What’s Your Passion?

What’s Your Passion?

by Jim Olsztynski | August 17, 2018 | Skilled Trades Workforce Ready | 0 Comments

A long time ago, I taught essay writing at the University of Illinois in Chicago, my alma mater. Like other instructors, I held office hours for individual student consultations. One day I was meeting with a young man who was the worst student in my class. He had trouble stringing two coherent sentences together. I tried my best to give him some pointers, but he just didn’t get it and I could tell his mind was wandering. So, I changed the subject and asked him what he wanted to do after college.

“I don’t know.”

Well, what is it you like to do? I asked.

“I like to work on cars.”

We talked some more and his story came out that he never wanted to be in school. He wanted to be an auto mechanic. He found all of his courses boring. It’s just that his parents insisted he go to college.

I suspect that some of you reading this can identify with that young man. So many young people today are compelled to attend college not because they want to, but because parents, peer pressure and school counselors hard sell them on the idea that’s the only way to get ahead in life.

Except, if you don’t have a passion for your work, you won’t succeed in life, no matter how many college degrees you earn. Conversely, the world is full of entrepreneurs who never graduated from college but got rich thanks to a passion for their business.

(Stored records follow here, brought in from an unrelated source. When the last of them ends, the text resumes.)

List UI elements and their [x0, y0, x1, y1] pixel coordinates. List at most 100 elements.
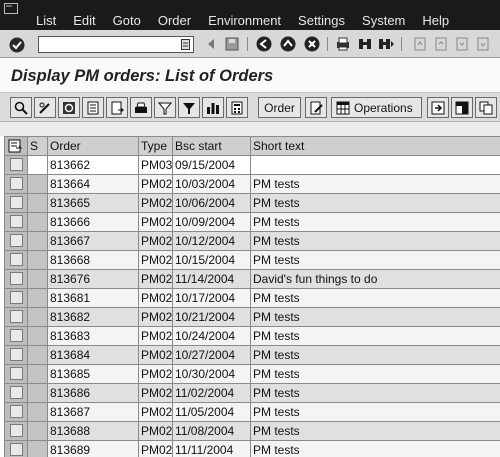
menu-help[interactable]: Help — [422, 13, 449, 28]
back-icon[interactable] — [256, 36, 272, 52]
table-row[interactable]: 813681 PM02 10/17/2004 PM tests — [4, 288, 500, 308]
table-row[interactable]: 813665 PM02 10/06/2004 PM tests — [4, 193, 500, 213]
table-row[interactable]: 813682 PM02 10/21/2004 PM tests — [4, 307, 500, 327]
save-icon[interactable] — [224, 36, 240, 52]
row-selector[interactable] — [4, 364, 28, 384]
table-row[interactable]: 813668 PM02 10/15/2004 PM tests — [4, 250, 500, 270]
row-select-box[interactable] — [10, 272, 23, 285]
find-next-icon[interactable] — [378, 36, 394, 52]
order-number[interactable]: 813688 — [47, 421, 139, 441]
refresh-button[interactable] — [58, 97, 80, 118]
command-input[interactable] — [39, 37, 179, 53]
menu-edit[interactable]: Edit — [73, 13, 95, 28]
table-row[interactable]: 813666 PM02 10/09/2004 PM tests — [4, 212, 500, 232]
row-select-box[interactable] — [10, 386, 23, 399]
next-page-icon[interactable] — [454, 36, 470, 52]
system-menu-icon[interactable] — [4, 3, 18, 14]
column-header-short-text[interactable]: Short text — [250, 136, 500, 156]
column-header-type[interactable]: Type — [138, 136, 173, 156]
select-all-icon[interactable] — [8, 139, 23, 153]
previous-page-icon[interactable] — [433, 36, 449, 52]
table-row[interactable]: 813684 PM02 10/27/2004 PM tests — [4, 345, 500, 365]
row-select-box[interactable] — [10, 215, 23, 228]
row-selector[interactable] — [4, 326, 28, 346]
column-header-basic-start[interactable]: Bsc start — [172, 136, 251, 156]
table-row[interactable]: 813685 PM02 10/30/2004 PM tests — [4, 364, 500, 384]
table-row[interactable]: 813676 PM02 11/14/2004 David's fun things t… — [4, 269, 500, 289]
order-number[interactable]: 813682 — [47, 307, 139, 327]
menu-environment[interactable]: Environment — [208, 13, 281, 28]
order-number[interactable]: 813689 — [47, 440, 139, 457]
command-field[interactable] — [38, 36, 194, 53]
command-history-icon[interactable] — [181, 39, 190, 50]
enter-check-icon[interactable] — [9, 37, 25, 53]
row-select-box[interactable] — [10, 329, 23, 342]
table-row[interactable]: 813688 PM02 11/08/2004 PM tests — [4, 421, 500, 441]
row-selector[interactable] — [4, 155, 28, 175]
order-number[interactable]: 813681 — [47, 288, 139, 308]
exit-icon[interactable] — [280, 36, 296, 52]
change-button[interactable] — [34, 97, 56, 118]
table-row[interactable]: 813689 PM02 11/11/2004 PM tests — [4, 440, 500, 457]
row-select-box[interactable] — [10, 158, 23, 171]
row-select-box[interactable] — [10, 367, 23, 380]
row-select-box[interactable] — [10, 310, 23, 323]
row-selector[interactable] — [4, 212, 28, 232]
row-select-box[interactable] — [10, 234, 23, 247]
row-selector[interactable] — [4, 383, 28, 403]
last-page-icon[interactable] — [475, 36, 491, 52]
operations-button[interactable]: Operations — [331, 97, 422, 118]
order-number[interactable]: 813684 — [47, 345, 139, 365]
document-button[interactable] — [82, 97, 104, 118]
order-number[interactable]: 813666 — [47, 212, 139, 232]
order-number[interactable]: 813683 — [47, 326, 139, 346]
row-selector[interactable] — [4, 288, 28, 308]
first-page-icon[interactable] — [412, 36, 428, 52]
menu-list[interactable]: List — [36, 13, 56, 28]
object-list-button[interactable] — [106, 97, 128, 118]
table-row[interactable]: 813667 PM02 10/12/2004 PM tests — [4, 231, 500, 251]
select-all-cell[interactable] — [4, 136, 28, 156]
order-number[interactable]: 813687 — [47, 402, 139, 422]
order-number[interactable]: 813676 — [47, 269, 139, 289]
order-number[interactable]: 813668 — [47, 250, 139, 270]
row-selector[interactable] — [4, 174, 28, 194]
row-select-box[interactable] — [10, 443, 23, 456]
order-number[interactable]: 813665 — [47, 193, 139, 213]
menu-order[interactable]: Order — [158, 13, 191, 28]
details-button[interactable] — [10, 97, 32, 118]
table-row[interactable]: 813687 PM02 11/05/2004 PM tests — [4, 402, 500, 422]
export-button[interactable] — [427, 97, 449, 118]
order-number[interactable]: 813667 — [47, 231, 139, 251]
row-select-box[interactable] — [10, 348, 23, 361]
row-selector[interactable] — [4, 231, 28, 251]
menu-settings[interactable]: Settings — [298, 13, 345, 28]
order-number[interactable]: 813685 — [47, 364, 139, 384]
calculator-button[interactable] — [226, 97, 248, 118]
order-number[interactable]: 813662 — [47, 155, 139, 175]
row-selector[interactable] — [4, 269, 28, 289]
cancel-icon[interactable] — [304, 36, 320, 52]
row-selector[interactable] — [4, 193, 28, 213]
find-icon[interactable] — [357, 36, 373, 52]
row-select-box[interactable] — [10, 291, 23, 304]
column-header-order[interactable]: Order — [47, 136, 139, 156]
layout-button[interactable] — [451, 97, 473, 118]
row-selector[interactable] — [4, 440, 28, 457]
edit-document-button[interactable] — [305, 97, 327, 118]
table-row[interactable]: 813664 PM02 10/03/2004 PM tests — [4, 174, 500, 194]
row-selector[interactable] — [4, 402, 28, 422]
order-number[interactable]: 813686 — [47, 383, 139, 403]
copy-button[interactable] — [475, 97, 497, 118]
row-selector[interactable] — [4, 345, 28, 365]
collapse-arrow-icon[interactable] — [203, 36, 219, 52]
order-number[interactable]: 813664 — [47, 174, 139, 194]
totals-button[interactable] — [202, 97, 224, 118]
row-select-box[interactable] — [10, 424, 23, 437]
table-row[interactable]: 813686 PM02 11/02/2004 PM tests — [4, 383, 500, 403]
table-row[interactable]: 813662 PM03 09/15/2004 — [4, 155, 500, 175]
row-select-box[interactable] — [10, 253, 23, 266]
row-select-box[interactable] — [10, 405, 23, 418]
table-row[interactable]: 813683 PM02 10/24/2004 PM tests — [4, 326, 500, 346]
column-header-status[interactable]: S — [27, 136, 48, 156]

My career was spent as an editor with magazines covering the plumbing and HVAC trades. Thanks to a blue-collar background, I had always respected skilled craft workers. My admiration grew even further over three-and-a-half decades writing about the men (and a few women) of the trades, witnessing time after time the dedication to their craft exhibited by so many of them.

I remember being taken on tours of complicated installations, my tour guides beaming with pride in describing the difficulties entailed in their projects. I recall seeing mechanics polishing new furnaces and buffing brazed copper joints for no good reason performance-wise, only because they wanted their work to look nice for their customers. I heard endless rags-to-riches tales of tradesmen born to humble circumstances who lived in fancy homes, drove expensive vehicles and traveled the world because they loved their work and made themselves among the best at it.

Passion, along with pride, is the key to success. What is it that gives you joy and motivates you to produce your best work?

Do you love to work with tools to build and fix things? If so be sure to explore the trades.